CO2-Zertifikate für Biokohle

von Hans-Peter Schmidt

Auch wenn sich der Einsatz von Biokohle bis 2020 zu einer der entscheidenden Schlüsseltechnologien für die Reduktion von CO2 in der Atmosphäre entwickeln wird -  eine Entscheidung über die Einbeziehung von Biokohle in den offiziellen Handel mit CO2-Zertifikaten wird es auf der Klimakonferenz in Kopenhagen mit Sicherheit noch nicht geben. Und das ist gut so!

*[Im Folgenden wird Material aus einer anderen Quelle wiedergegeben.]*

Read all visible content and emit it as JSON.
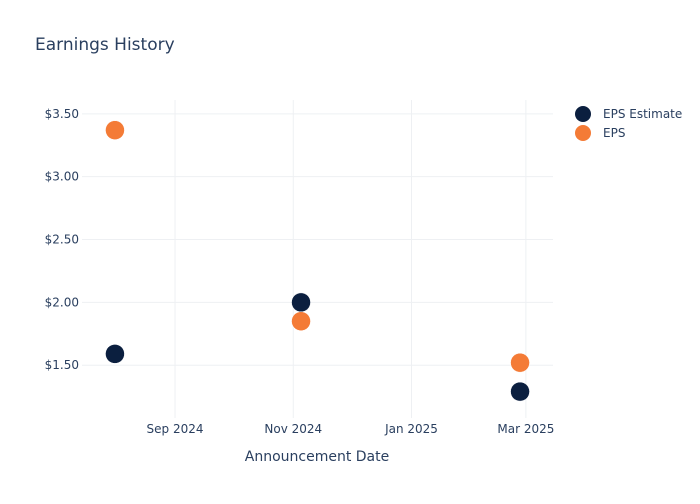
{
  "chart_data": {
    "type": "scatter",
    "title": "Earnings History",
    "xlabel": "Announcement Date",
    "ylabel": "",
    "x_ticks": [
      {
        "date": "2024-09-01",
        "label": "Sep 2024"
      },
      {
        "date": "2024-11-01",
        "label": "Nov 2024"
      },
      {
        "date": "2025-01-01",
        "label": "Jan 2025"
      },
      {
        "date": "2025-03-01",
        "label": "Mar 2025"
      }
    ],
    "xlim": [
      "2024-07-15",
      "2025-03-15"
    ],
    "y_ticks": [
      {
        "value": 1.5,
        "label": "$1.50"
      },
      {
        "value": 2.0,
        "label": "$2.00"
      },
      {
        "value": 2.5,
        "label": "$2.50"
      },
      {
        "value": 3.0,
        "label": "$3.00"
      },
      {
        "value": 3.5,
        "label": "$3.50"
      }
    ],
    "ylim": [
      1.08,
      3.61
    ],
    "grid": true,
    "legend_position": "top-right",
    "series": [
      {
        "name": "EPS Estimate",
        "color": "#0b1f3f",
        "points": [
          {
            "x": "2024-08-01",
            "y": 1.59
          },
          {
            "x": "2024-11-05",
            "y": 2.0
          },
          {
            "x": "2025-02-26",
            "y": 1.29
          }
        ]
      },
      {
        "name": "EPS",
        "color": "#f47b36",
        "points": [
          {
            "x": "2024-08-01",
            "y": 3.37
          },
          {
            "x": "2024-11-05",
            "y": 1.85
          },
          {
            "x": "2025-02-26",
            "y": 1.52
          }
        ]
      }
    ]
  }
}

Denn so viel verheißend die Biokohle auch ist, bei einer ungeregelten, weltweiten Produktion und Verwendung von Biokohle sind die ökologischen Risiken mindestens ebenso hoch wie die berechtigte Hoffnung, dass sich der Klimawandel durch den intelligenten Einsatz von Biomasse-Pyrolyse noch umkehren lässt.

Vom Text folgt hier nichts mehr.